Monday, Aug. 31, 1953
Oldtimer
In a St. Louis department-store show window one day in 1932, Fred Allen, a reformed juggler, made his television debut. The performance was part promotion stunt for his touring show (Three's a Crowd), part demonstration of a new gadget called Sanabria Giant Television,* which transmitted a fuzzy image of Allen to an audience on the store's third floor. "I just stood there and talked," Allen recalls. "It must have come out on the screen like a jumping passport."

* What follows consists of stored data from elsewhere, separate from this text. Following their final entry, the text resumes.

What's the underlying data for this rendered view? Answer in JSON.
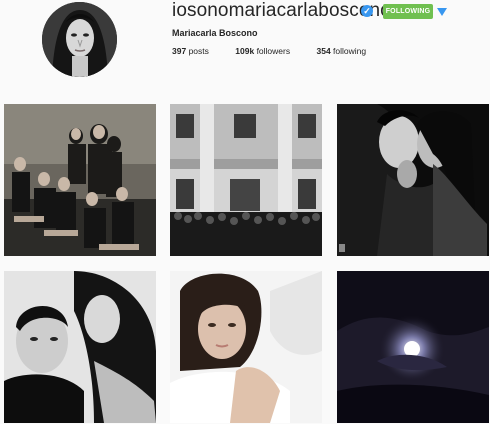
{
  "profile": {
    "username": "iosonomariacarlaboscono",
    "verified_glyph": "✓",
    "follow_label": "FOLLOWING",
    "full_name": "Mariacarla Boscono",
    "stats": {
      "posts_count": "397",
      "posts_label": "posts",
      "followers_count": "109k",
      "followers_label": "followers",
      "following_count": "354",
      "following_label": "following"
    }
  },
  "colors": {
    "following_button": "#70c050",
    "verified_badge": "#3897f0",
    "background": "#fafafa"
  },
  "icons": [
    "verified-badge-icon",
    "dropdown-arrow-icon"
  ],
  "posts": [
    {
      "subject": "group-of-dancers-photo"
    },
    {
      "subject": "crowd-at-building-photo"
    },
    {
      "subject": "couple-kissing-photo"
    },
    {
      "subject": "couple-portrait-photo"
    },
    {
      "subject": "selfie-in-bed-photo"
    },
    {
      "subject": "moon-night-sky-photo"
    }
  ]
}
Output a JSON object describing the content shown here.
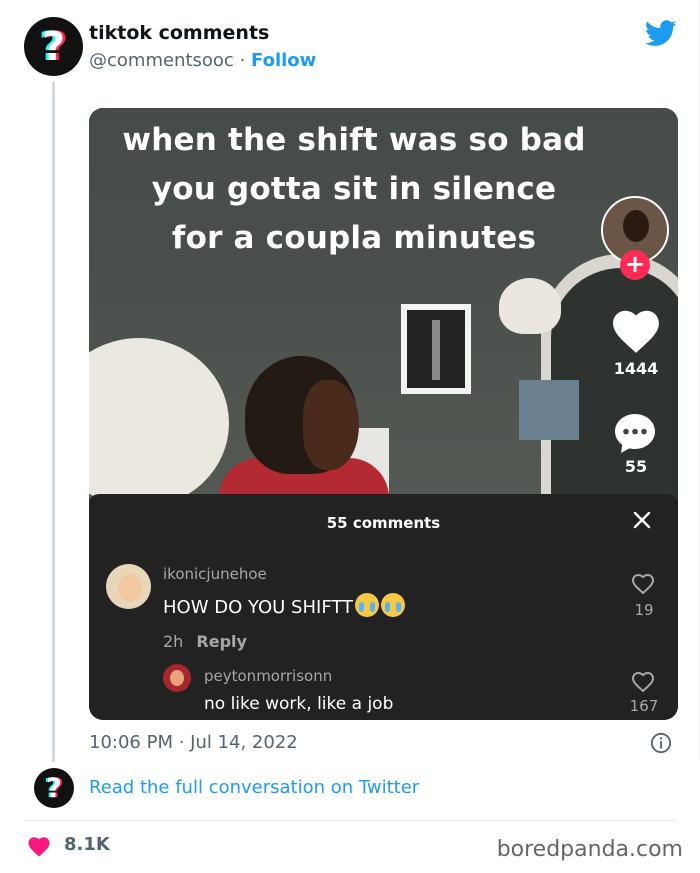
{
  "author": {
    "display_name": "tiktok comments",
    "handle": "@commentsooc",
    "separator": "·",
    "follow_label": "Follow",
    "avatar_icon": "question-mark-icon",
    "avatar_glyph": "?"
  },
  "media": {
    "caption_lines": [
      "when the shift was so bad",
      "you gotta sit in silence",
      "for a coupla minutes"
    ],
    "tiktok": {
      "follow_plus": "+",
      "likes": "1444",
      "comments": "55"
    },
    "comment_sheet": {
      "title": "55 comments",
      "comments": [
        {
          "username": "ikonicjunehoe",
          "text": "HOW DO YOU SHIFTT",
          "emoji": "loudly-crying-face-icon",
          "time": "2h",
          "reply_label": "Reply",
          "likes": "19"
        },
        {
          "username": "peytonmorrisonn",
          "text": "no like work, like a job",
          "likes": "167"
        }
      ]
    }
  },
  "tweet": {
    "timestamp": "10:06 PM · Jul 14, 2022",
    "read_more": "Read the full conversation on Twitter",
    "like_count": "8.1K"
  },
  "watermark": "boredpanda.com",
  "colors": {
    "twitter_blue": "#1d9bf0",
    "like_red": "#f91880",
    "tiktok_red": "#fe2c55",
    "tiktok_cyan": "#25f4ee",
    "sheet_bg": "#222222"
  }
}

Last week Comic Allen, who retired from radio in 1949 because of failing health (hypertension) and a falling Hooper, was back on television. It was his third attempt to find a niche in a medium which he sneeringly calls "a triumph of equipment over people," a form of entertainment that has doomed the next generation to "eyeballs as big as cantaloupes and no brain at all." Allen had agreed to put his sagging face, rasping voice and acid wit to work as master of ceremonies of NBC's Judge for Yourself (Tues. 10 p.m.). "I figure this show will take one day of thinking and one day of doing," he said. "It's not mine. I just work there."
It was a strange job for a man who has often blasted television's tiresome cliches. The new show had them all: a panel of experts, guest contestants, talent acts, a big cash prize ($1,000), dancing cigarette packages (Old Golds) and a studio crowd slavishly applauding everything in sight, including the commercials. In repartee with the amateur panelists (a device Groucho Marx has used with immense success) Allen's gift for ad lib is supposed to shine forth. Shine it did on the first show, but all too briefly in the half-hour clutter of people and performance. The acts--a girl singer, a ballroom dance team and a pair of "electronic harmonica" players--were adequate but undistinguished, raising the question whether another talent show is really TV's crying need.
As the premiere ended, Allen sat with his cheeks puffed out like a man who had just missed his train, shuffled his wad of gum to the side of his mouth, and pleaded: "If you don't like the show, for heaven's sake keep quiet until we get the thing fixed up."
* An early TV, developed by Ulises A. Sanabria, now president of Chicago's American Television Inc.